自分の肌を知るには肌の仕組みを知ること

肌の仕組みを知る大切さ

毎日のように鏡で自分の顔を見ていると、「ニキビが増えたな・・・」「シミやシワが増えたな・・・」「老けた気がする・・・」など、肌トラブルや老化を感じることがあると思います。
しかし、そもそも何故ニキビができたりシミやシワができるなど、皮膚の仕組みや働きは知らない人が多いと思います。
ここでは、肌の仕組みを知り、肌にとって「良いもの」「悪いもの」について、もう一度考えてみましょう。

 

皮膚のメカニズム

みなさんは皮膚の厚さをご存知でしょうか。
意外に知られていないことですが、皮膚の厚さははおおよそ2mmです。
しかも皮膚は表皮・真皮・皮下組織の3つの層から形成されています。
そしてスキンケアで大事になる組織が、表皮と真皮です。

表皮は角質層と角質層下の表皮、真皮との境目にある基底層で構成され、主な役割りは外から刺激が体内に入らないように防いだり、体内の水分が蒸発するのを防ぐなど、主に外的要因を防止する働きがあります。
真皮は皮膚の95%を占め、主にコラーゲンとエラスチンで構成されていて、そのすき間をヒアルロン酸や線維芽細胞などが埋めていて、肌の弾力やハリを与えています。
表皮と真皮はそれぞれが連携していて、重要な役割を果たしています。

 

皮膚に含まれる成分

  1. コラーゲン
    肌の弾力を左右する大切なたんぱく質です。

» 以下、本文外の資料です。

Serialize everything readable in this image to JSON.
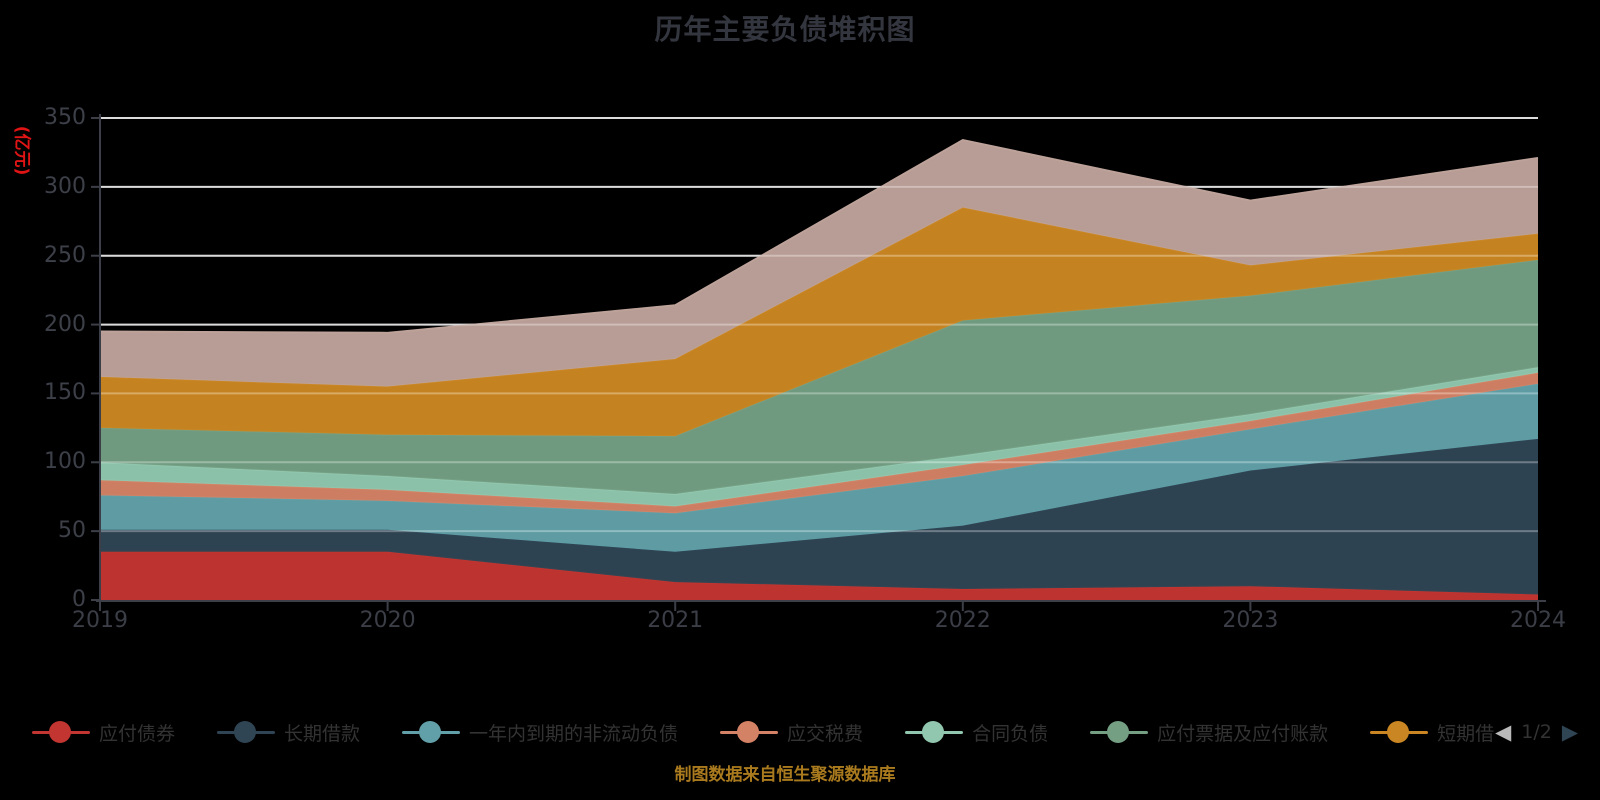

コラーゲンは真皮の中の繊維質の約70%を占めています。
    その機能は20歳前後が全盛期で活性化し、以降は年齢とともに減少してきます。
  2. エラスチン
    伸縮性のあるたんぱく質で、弾性繊維とも呼ばれています。
    真皮層の中で皮膚や血管などを構成し、細胞間のすき間を埋めるコラーゲンをつなぐ役割をしています。
    年齢とともに減少し、シワやたるみの原因となります。
  3. ヒアルロン酸
    コラーゲンやエラスチンでつくられたすき間を埋めるゼリー状の物質です。
    水分を保ち、肌の乾燥を防ぐ役割りを持っています。
    年齢とともに減少し、シワやたるみの原因となります。
  4. セラミド
    表皮の一番外側にある角質層に含まれる成分で、角質層にある細胞間脂質の主成分です。
    肌の保湿や潤い機能を保つ役割りがあります。また、ほこりや刺激などの外的要因から皮膚を守り、表皮の健康を保つ役割りも持っています。

 

ターンオーバー

ケガなどをしたとき、「傷の治りが遅くなったな・・・」と感じたら、肌が老化しターンオーバーが乱れている可能性があります。
ターンオーバーとは、肌が新しく生まれ変わるサイクルのことで、肌の新陳代謝のことをいいます。
表皮の一番下で新しい肌細胞が生まれ、徐々に肌表面へと押し上げられて最後には垢となって剥がれ落ちます。
健康な皮膚であれば、ターンオーバーのサイクルは約28日周期といわれていますが、ストレスや食生活などによりサイクルが乱れると、角質が厚くなって肌トラブルが生じてしまいます。
また、ターンオーバーのサイクルが乱れている状態では、傷が治りにくく、シミやシワが出来やすくなります。

 

肌のバリア機能

そもそも肌には、紫外線や大気汚染などの外的要因から肌を守る「バリア機能」があります。
このバリア機能が低下すると、外的から肌を守れなくなって肌トラブルや肌の乾燥を引き起こしてしまいます。
健康な肌の角質層には、セラミドなどの保湿物質が充分にあり高いバリア効果を持っていますが、セラミドなどが減るとバリア機能の低下につながります。
バリア機能を保つあるいはアップさせるには、スキンケアで特に保湿が大切になります。

 

肌の老化現象

年齢とともに肌は老化していきますが、どのような症状を「老化」というのでしょうか。
まずは肌のハリや弾力の低下があります。加齢によって角質層の水分量が低下し表皮の水分が減ると、真皮のボリュームも減ってしまうことから生じてしまいます。
また、皮膚の弾性や硬さを維持する機能も衰えるため、シワやシミが増え、キメが粗くなっていきます。
これらの老化の進行を防ぐためには、毎日の適切なスキンケアと食生活や生活環境を正しくすることが重要になります。